Several Democratic candidates were recently disqualified from running for state offices in Virginia.
Dumfries Town Council member Cydny Neville planned to run to represent Prince William County’s 52nd District in the House of Delegates, challenging longtime incumbent Luke Torian (D).
Neville filed some of her paperwork with the Prince William County Board of Elections. It had offered to pass it on to the Virginia Board of Elections.
Neville and others were told that their filings had been approved — and then she, along with eight other candidates, was told that their filing package was incomplete.
Worse yet, Neville and the other candidates were also denied a state-mandated 10-day extension to correct any irregularities to their paperwork.

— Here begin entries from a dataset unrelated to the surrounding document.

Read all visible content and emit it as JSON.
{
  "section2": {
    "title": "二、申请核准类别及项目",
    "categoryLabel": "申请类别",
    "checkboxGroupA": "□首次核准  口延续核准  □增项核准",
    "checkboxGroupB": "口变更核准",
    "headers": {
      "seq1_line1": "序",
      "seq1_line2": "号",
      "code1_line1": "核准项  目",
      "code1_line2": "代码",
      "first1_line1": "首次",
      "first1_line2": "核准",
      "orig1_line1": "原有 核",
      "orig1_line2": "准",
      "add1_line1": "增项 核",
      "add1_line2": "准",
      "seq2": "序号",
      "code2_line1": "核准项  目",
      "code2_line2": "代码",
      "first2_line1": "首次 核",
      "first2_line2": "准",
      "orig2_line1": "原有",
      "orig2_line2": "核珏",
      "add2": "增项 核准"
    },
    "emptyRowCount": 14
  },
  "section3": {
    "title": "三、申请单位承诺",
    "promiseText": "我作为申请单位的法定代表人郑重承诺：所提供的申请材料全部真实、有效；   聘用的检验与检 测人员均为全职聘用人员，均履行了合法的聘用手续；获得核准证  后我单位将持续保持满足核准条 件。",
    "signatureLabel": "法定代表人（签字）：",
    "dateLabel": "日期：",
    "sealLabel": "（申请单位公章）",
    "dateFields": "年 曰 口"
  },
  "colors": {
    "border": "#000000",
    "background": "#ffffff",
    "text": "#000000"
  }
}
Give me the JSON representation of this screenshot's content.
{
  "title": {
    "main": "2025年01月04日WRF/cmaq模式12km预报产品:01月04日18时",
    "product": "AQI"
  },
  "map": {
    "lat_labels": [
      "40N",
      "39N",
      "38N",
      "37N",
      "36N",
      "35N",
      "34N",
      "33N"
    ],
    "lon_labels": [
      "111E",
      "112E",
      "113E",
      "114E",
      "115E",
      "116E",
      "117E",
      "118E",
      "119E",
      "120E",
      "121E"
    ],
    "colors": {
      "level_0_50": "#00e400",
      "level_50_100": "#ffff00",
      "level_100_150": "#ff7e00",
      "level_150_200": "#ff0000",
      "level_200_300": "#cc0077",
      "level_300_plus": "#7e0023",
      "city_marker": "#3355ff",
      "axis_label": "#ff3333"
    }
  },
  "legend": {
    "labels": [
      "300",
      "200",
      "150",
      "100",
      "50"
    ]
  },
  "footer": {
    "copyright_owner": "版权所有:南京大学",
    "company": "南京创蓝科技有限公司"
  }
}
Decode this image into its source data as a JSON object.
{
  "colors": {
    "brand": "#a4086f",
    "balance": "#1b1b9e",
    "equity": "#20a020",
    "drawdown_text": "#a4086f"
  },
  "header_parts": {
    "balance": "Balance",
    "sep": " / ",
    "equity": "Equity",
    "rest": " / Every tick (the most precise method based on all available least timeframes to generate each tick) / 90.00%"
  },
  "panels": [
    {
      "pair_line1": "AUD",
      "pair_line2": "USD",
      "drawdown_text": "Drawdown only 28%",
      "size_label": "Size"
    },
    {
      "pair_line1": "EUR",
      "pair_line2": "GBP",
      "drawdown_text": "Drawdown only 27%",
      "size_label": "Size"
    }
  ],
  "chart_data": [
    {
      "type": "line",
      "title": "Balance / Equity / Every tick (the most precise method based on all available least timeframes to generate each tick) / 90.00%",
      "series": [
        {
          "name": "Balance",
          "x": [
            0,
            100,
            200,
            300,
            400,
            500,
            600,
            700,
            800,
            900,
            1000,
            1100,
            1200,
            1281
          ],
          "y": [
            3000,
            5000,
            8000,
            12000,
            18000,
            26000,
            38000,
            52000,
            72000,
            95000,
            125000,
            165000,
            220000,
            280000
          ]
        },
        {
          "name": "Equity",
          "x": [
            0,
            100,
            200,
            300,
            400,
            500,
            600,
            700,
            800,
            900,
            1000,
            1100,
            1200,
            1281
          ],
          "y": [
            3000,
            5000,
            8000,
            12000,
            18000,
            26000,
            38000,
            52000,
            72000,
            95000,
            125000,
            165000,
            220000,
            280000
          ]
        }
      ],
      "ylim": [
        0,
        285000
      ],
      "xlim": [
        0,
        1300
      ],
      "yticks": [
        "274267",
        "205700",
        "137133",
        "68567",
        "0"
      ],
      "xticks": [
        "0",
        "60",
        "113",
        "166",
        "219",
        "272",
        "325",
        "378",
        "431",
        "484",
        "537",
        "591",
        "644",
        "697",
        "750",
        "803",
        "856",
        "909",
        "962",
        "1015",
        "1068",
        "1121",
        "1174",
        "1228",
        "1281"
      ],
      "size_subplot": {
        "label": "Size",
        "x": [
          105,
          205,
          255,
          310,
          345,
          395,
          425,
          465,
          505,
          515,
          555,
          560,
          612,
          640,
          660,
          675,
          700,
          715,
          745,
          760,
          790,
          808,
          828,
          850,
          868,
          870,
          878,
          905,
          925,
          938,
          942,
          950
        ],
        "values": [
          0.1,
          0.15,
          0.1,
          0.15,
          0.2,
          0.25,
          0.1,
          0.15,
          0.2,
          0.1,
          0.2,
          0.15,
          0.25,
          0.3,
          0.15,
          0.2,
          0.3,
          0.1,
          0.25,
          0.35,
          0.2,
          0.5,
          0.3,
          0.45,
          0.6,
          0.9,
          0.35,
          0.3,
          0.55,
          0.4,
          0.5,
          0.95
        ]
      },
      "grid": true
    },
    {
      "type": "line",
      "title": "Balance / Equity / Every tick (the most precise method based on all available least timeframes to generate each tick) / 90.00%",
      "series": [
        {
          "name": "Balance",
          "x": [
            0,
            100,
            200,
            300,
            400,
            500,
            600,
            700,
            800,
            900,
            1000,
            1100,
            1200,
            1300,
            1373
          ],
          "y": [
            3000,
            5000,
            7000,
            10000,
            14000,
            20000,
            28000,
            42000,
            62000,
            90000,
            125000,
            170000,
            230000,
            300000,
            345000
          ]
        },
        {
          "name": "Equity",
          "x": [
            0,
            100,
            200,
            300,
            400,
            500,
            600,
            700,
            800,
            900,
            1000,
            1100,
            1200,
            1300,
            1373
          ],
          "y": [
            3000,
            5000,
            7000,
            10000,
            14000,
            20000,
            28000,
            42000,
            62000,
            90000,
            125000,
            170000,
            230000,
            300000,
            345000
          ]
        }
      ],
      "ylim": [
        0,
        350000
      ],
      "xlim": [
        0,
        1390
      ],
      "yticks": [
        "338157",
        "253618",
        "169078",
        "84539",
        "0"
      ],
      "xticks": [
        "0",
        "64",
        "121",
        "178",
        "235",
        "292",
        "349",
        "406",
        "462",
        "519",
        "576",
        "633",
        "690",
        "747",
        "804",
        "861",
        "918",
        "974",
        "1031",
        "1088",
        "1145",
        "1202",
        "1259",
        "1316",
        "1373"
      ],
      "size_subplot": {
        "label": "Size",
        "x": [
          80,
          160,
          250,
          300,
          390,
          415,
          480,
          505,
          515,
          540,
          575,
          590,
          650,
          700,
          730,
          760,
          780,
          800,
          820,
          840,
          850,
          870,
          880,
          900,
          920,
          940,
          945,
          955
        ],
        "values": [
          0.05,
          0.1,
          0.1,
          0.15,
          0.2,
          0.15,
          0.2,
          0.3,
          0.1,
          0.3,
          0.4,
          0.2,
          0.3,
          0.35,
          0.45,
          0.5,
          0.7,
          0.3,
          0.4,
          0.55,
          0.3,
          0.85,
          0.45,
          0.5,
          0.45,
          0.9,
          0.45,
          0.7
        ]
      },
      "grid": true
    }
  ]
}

By contrast, the current Delegate for the 52nd district Luke Torian was approved by the Board with no issues. Neville did not return multiple requests for comment for this story.
What’s more unusual is that such an extension is not typically denied, but things had changed, and it seemed that some were not made aware of these changes.
Richmond City Councilmember Mike Jones, who also wanted to run for state office, said the Board of Elections had decided unilaterally to not offer any extensions due to an overload of paperwork.
Jones, who had planned to run for Delegate for the 69th District, was disqualified and questions the validity of the Board’s decision on halting the extensions.
Jones also mentioned that the Board had contacted both the Democrat and Republican state parties about this decision. While there’s been no word on how this decision has affected candidates of the state GOP, it has caused issues with the Democratic party since Jones contends that his campaign and others were not notified of the decision.
All of this comes as Prince William County Registrar Michele White resigned her position earlier this month. White, who had been hired to lead the office in Feb. 2015, posted her resignation after a closed-door session with the Prince William County Electoral Board.
According to Jones, he had been advised by his campaign manager to allow the Richmond registrar’s office to handle some of his filings since it was a usual thing to occur in Prince William County.
Keith Scarborough, who heads the Prince William County Electoral Board, said the county Office of Elections has no role in the process of qualifying for the House of Delegates. That process, according to Scarborough, is under the control of the Virginia Department of Elections and the State Board of Elections.